Asteria did not shrink from the blood-soaked wrapping, but quickly and efficiently exposed the foot, calling for more light as she did so. As someone trained the glare from a torch directly on it, she muttered softly under her breath. "This is beyond my experience," she finally said. "Clean arrow wounds, broken bones, fevers I have handled, but this-" and she looked almost sadly down at Nicolaus' foot. I bent down myself to have a closer view, and sucked in my breath in dismay.
The limb had already swelled to twice its normal size, engulfing the toes, which emerged from the bulbous foot like tiny, newly sprouted buds on a tuber. Much of the skin had been torn off or hung in shreds, as if flayed with a dull knife, and a large piece of the inner heel was missing, just below the ankle, where I guessed the furious creature had clamped down in his final death throes. The foot was riddled with deep puncture marks where the beast had chewed and gnawed, seeking purchase-some had penetrated down to the bone.
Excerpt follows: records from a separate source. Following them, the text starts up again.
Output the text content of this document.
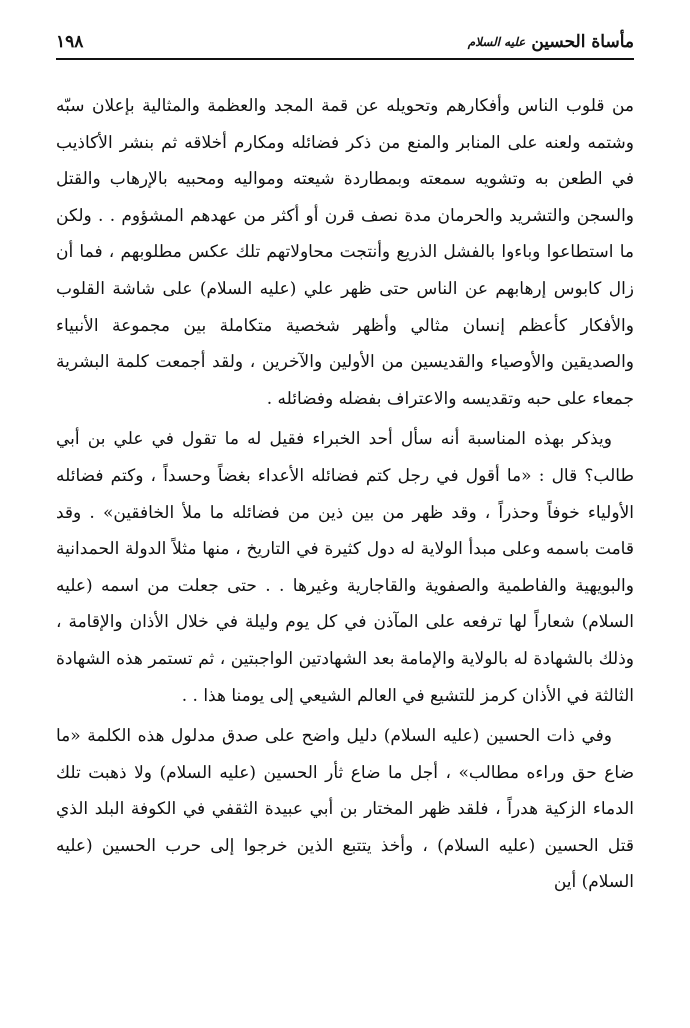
مأساة الحسين
عليه السلام
١٩٨

من قلوب الناس وأفكارهم وتحويله عن قمة المجد والعظمة والمثالية بإعلان سبّه وشتمه ولعنه على المنابر والمنع من ذكر فضائله ومكارم أخلاقه ثم بنشر الأكاذيب في الطعن به وتشويه سمعته وبمطاردة شيعته ومواليه ومحبيه بالإرهاب والقتل والسجن والتشريد والحرمان مدة نصف قرن أو أكثر من عهدهم المشؤوم . . ولكن ما استطاعوا وباءوا بالفشل الذريع وأنتجت محاولاتهم تلك عكس مطلوبهم ، فما أن زال كابوس إرهابهم عن الناس حتى ظهر علي (عليه السلام) على شاشة القلوب والأفكار كأعظم إنسان مثالي وأظهر شخصية متكاملة بين مجموعة الأنبياء والصديقين والأوصياء والقديسين من الأولين والآخرين ، ولقد أجمعت كلمة البشرية جمعاء على حبه وتقديسه والاعتراف بفضله وفضائله .

ويذكر بهذه المناسبة أنه سأل أحد الخبراء فقيل له ما تقول في علي بن أبي طالب؟ قال : «ما أقول في رجل كتم فضائله الأعداء بغضاً وحسداً ، وكتم فضائله الأولياء خوفاً وحذراً ، وقد ظهر من بين ذين من فضائله ما ملأ الخافقين» . وقد قامت باسمه وعلى مبدأ الولاية له دول كثيرة في التاريخ ، منها مثلاً الدولة الحمدانية والبويهية والفاطمية والصفوية والقاجارية وغيرها . . حتى جعلت من اسمه (عليه السلام) شعاراً لها ترفعه على المآذن في كل يوم وليلة في خلال الأذان والإقامة ، وذلك بالشهادة له بالولاية والإمامة بعد الشهادتين الواجبتين ، ثم تستمر هذه الشهادة الثالثة في الأذان كرمز للتشيع في العالم الشيعي إلى يومنا هذا . .

وفي ذات الحسين (عليه السلام) دليل واضح على صدق مدلول هذه الكلمة «ما ضاع حق وراءه مطالب» ، أجل ما ضاع ثأر الحسين (عليه السلام) ولا ذهبت تلك الدماء الزكية هدراً ، فلقد ظهر المختار بن أبي عبيدة الثقفي في الكوفة البلد الذي قتل الحسين (عليه السلام) ، وأخذ يتتبع الذين خرجوا إلى حرب الحسين (عليه السلام) أين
Asteria gently palpated the instep, toes and ankle while Nicolaus writhed and moaned in pain, two of his colleagues pressing his shoulders flat to the ground and muttering reassurance to him.
"I don't think anything is broken," she said finally. "That is fortunate. The foot is a complicated limb and rarely heals properly after being set. I'm worried about this bite, though, and the punctures. This type of injury is ripe for gangrene. Once that sets in, the whole foot is lost-possibly even more."
Of this I was only too aware, for the sickly-sweet smell of rotting flesh which is symptomatic of this disease was a familiar one in the Greek camp.
Asteria hesitated, staring at the foot, before getting up and strolling impassively over to the nearest campfire, deep in thought. She knelt beside it, poking gently in the embers, pondering her next course of action. After a moment she stood up again, having apparently made a decision, and returned, her eyes avoiding Nicolaus' sweating, inquiring face.